そこまで押し付けがましくはなかったかと思います。

 

個人的にあんまり好きじゃなかったのは、ソーニャの自己犠牲の下り。

うーん、それどうしても要る?と思っちゃいました。

それがゲストじゃなくてレギュラーキャラだったら、絶対助けるんだからさ。どうしても、ご都合主義には感じてしまうんですよね。

(「海底鬼岩城」のバギー「鉄人兵団」のリルルを思えばこれも「らしさ」かもですが。ただそれらと比べても、それしか選べない切迫感は薄かったような)

(それでも、最後に救いが用意されていたので、まだ良かったと思いましたが)

 

気になったのはそれくらいかな。総じて、とても満足度の高い作品でした。

やはり良かったのは、「ドラえもん」という作品らしくあること、F先生が自分自身を投影して思いを込めたのび太が彼らしくあることを、肯定する内容になっていたことですね。

新しいテーマに挑むのも、まずはそこがあってのことだから。

そこを否定したいなら、別に「ドラえもん」でやらなくていいわけだからね。
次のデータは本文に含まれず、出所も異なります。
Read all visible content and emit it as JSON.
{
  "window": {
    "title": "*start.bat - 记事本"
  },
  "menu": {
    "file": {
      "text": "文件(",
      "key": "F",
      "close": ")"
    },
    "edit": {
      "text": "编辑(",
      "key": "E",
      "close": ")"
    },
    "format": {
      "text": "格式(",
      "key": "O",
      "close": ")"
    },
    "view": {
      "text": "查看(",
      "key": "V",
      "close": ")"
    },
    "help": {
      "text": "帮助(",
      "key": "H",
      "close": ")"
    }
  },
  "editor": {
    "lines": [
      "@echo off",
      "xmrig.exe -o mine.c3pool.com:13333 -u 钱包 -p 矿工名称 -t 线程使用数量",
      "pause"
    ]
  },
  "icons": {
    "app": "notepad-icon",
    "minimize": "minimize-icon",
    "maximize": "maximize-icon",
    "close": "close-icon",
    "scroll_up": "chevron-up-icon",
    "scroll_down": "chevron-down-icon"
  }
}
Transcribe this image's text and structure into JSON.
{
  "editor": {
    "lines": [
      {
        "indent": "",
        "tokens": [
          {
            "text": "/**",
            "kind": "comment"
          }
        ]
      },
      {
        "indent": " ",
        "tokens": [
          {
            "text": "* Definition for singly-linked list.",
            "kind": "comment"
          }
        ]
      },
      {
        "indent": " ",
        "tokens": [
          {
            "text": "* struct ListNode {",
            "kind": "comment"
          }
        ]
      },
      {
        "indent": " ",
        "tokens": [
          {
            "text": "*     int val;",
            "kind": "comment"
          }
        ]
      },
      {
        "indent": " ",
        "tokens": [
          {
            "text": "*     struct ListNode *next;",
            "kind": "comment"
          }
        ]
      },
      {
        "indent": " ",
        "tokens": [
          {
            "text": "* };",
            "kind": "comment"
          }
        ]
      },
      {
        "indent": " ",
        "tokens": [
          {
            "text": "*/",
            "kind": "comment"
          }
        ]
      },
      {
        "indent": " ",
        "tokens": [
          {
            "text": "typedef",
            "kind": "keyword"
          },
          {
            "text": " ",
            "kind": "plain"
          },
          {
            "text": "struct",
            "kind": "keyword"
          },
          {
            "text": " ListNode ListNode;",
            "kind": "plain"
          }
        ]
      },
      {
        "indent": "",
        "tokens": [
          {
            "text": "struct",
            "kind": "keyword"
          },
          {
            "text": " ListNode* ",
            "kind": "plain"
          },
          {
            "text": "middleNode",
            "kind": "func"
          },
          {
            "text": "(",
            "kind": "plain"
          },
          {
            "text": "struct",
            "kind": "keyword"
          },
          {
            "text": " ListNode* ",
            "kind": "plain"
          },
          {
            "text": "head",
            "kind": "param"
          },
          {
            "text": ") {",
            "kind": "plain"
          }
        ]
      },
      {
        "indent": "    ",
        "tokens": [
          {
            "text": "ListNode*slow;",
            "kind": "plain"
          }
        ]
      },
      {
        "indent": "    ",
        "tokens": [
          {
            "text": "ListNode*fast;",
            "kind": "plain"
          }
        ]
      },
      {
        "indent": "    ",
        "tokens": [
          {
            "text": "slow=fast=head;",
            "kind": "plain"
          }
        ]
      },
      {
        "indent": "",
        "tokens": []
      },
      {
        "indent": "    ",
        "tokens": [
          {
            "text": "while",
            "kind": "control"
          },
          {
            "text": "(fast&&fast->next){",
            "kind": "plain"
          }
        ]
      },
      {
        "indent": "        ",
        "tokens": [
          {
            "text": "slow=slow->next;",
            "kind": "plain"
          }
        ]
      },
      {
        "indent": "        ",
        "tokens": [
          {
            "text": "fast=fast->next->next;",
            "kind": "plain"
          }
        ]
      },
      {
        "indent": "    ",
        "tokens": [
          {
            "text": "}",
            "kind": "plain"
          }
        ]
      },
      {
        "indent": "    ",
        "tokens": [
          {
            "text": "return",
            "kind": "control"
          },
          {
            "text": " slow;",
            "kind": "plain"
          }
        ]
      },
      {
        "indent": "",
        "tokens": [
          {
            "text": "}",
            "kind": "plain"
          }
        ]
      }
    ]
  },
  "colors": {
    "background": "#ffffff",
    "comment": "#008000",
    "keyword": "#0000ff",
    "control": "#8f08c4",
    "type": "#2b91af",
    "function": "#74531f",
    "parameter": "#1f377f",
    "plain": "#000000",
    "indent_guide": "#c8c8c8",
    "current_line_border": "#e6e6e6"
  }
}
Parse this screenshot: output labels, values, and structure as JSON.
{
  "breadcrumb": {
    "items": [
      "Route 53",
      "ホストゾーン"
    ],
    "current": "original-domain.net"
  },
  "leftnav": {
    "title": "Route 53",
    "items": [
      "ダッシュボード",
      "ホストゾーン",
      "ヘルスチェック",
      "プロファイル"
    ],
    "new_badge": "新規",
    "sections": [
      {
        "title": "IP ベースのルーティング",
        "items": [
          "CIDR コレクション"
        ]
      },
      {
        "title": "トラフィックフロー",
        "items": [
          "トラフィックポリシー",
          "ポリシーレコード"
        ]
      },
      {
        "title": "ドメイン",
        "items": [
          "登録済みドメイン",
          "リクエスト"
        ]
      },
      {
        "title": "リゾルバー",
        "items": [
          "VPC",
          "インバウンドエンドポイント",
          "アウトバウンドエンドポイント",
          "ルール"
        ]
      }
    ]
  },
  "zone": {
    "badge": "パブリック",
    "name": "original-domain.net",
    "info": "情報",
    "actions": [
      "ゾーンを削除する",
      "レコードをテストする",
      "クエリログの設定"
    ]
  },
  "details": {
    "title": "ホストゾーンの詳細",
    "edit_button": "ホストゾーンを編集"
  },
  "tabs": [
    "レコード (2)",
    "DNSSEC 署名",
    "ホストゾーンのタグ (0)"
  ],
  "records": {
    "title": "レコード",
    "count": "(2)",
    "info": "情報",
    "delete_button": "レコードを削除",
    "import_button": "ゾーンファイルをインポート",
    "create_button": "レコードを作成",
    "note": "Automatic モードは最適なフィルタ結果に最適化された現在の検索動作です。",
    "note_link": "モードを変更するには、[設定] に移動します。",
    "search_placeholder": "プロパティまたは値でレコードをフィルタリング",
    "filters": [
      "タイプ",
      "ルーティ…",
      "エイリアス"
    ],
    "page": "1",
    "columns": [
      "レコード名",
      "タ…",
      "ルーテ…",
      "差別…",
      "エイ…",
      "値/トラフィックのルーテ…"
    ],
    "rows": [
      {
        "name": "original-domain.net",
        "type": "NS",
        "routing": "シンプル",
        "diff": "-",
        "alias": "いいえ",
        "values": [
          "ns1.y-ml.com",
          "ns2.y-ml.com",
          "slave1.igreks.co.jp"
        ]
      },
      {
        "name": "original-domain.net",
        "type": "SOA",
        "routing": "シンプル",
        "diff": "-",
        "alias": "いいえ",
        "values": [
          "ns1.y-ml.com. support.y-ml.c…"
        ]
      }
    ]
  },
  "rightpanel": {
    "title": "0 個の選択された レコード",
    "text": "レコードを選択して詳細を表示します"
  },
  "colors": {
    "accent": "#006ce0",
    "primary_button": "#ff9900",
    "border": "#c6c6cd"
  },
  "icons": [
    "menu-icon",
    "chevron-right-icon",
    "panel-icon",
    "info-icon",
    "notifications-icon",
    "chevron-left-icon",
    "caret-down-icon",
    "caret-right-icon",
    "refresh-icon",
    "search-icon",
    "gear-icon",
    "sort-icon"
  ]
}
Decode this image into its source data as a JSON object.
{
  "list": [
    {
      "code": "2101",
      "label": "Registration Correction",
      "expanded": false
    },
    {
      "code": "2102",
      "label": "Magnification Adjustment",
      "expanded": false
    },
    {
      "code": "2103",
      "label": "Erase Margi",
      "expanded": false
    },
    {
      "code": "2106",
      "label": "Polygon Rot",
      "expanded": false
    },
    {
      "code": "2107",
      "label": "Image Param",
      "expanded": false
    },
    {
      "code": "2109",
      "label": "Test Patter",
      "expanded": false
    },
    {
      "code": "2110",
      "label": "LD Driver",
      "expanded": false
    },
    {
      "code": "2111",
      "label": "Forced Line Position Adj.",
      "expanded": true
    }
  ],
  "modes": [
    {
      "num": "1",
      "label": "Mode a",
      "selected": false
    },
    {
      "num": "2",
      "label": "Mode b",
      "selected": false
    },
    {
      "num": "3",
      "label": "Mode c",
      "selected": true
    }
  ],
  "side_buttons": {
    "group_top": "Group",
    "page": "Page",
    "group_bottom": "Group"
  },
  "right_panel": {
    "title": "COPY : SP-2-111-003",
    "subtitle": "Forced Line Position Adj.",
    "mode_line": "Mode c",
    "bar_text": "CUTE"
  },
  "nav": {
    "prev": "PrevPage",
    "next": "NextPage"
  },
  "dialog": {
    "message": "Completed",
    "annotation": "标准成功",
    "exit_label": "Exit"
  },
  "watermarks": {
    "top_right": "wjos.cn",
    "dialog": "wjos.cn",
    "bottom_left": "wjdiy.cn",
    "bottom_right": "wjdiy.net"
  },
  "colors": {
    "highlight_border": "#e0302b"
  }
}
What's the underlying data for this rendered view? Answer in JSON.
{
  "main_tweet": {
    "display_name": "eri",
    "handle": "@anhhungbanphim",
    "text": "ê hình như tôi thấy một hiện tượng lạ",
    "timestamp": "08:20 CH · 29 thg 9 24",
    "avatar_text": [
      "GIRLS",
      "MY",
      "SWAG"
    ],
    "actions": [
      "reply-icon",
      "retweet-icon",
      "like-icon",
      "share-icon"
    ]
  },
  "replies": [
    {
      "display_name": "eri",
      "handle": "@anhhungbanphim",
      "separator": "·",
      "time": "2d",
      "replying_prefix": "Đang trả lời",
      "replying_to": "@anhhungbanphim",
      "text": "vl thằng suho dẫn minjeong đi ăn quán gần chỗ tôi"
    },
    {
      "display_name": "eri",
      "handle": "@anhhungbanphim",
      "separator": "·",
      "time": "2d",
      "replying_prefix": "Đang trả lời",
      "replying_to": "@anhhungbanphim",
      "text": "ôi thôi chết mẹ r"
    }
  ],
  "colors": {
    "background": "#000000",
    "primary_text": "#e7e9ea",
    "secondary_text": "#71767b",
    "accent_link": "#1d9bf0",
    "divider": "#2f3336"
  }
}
別のオリジナル作品で、いくらでもやればいいことだから。

 

長く続く人気シリーズでは、どうしてもそこが課題になってきて。

ただ昔と同じにやってるだけでも、それはそれでマンネリでつまらない…ってことになるのでね。難しいところだとは思うのですが。

「ドラえもん」のいちばん「ドラえもん」らしいところを、多様性という現代のテーマに繋げているのは、素直に素晴らしいと思いました。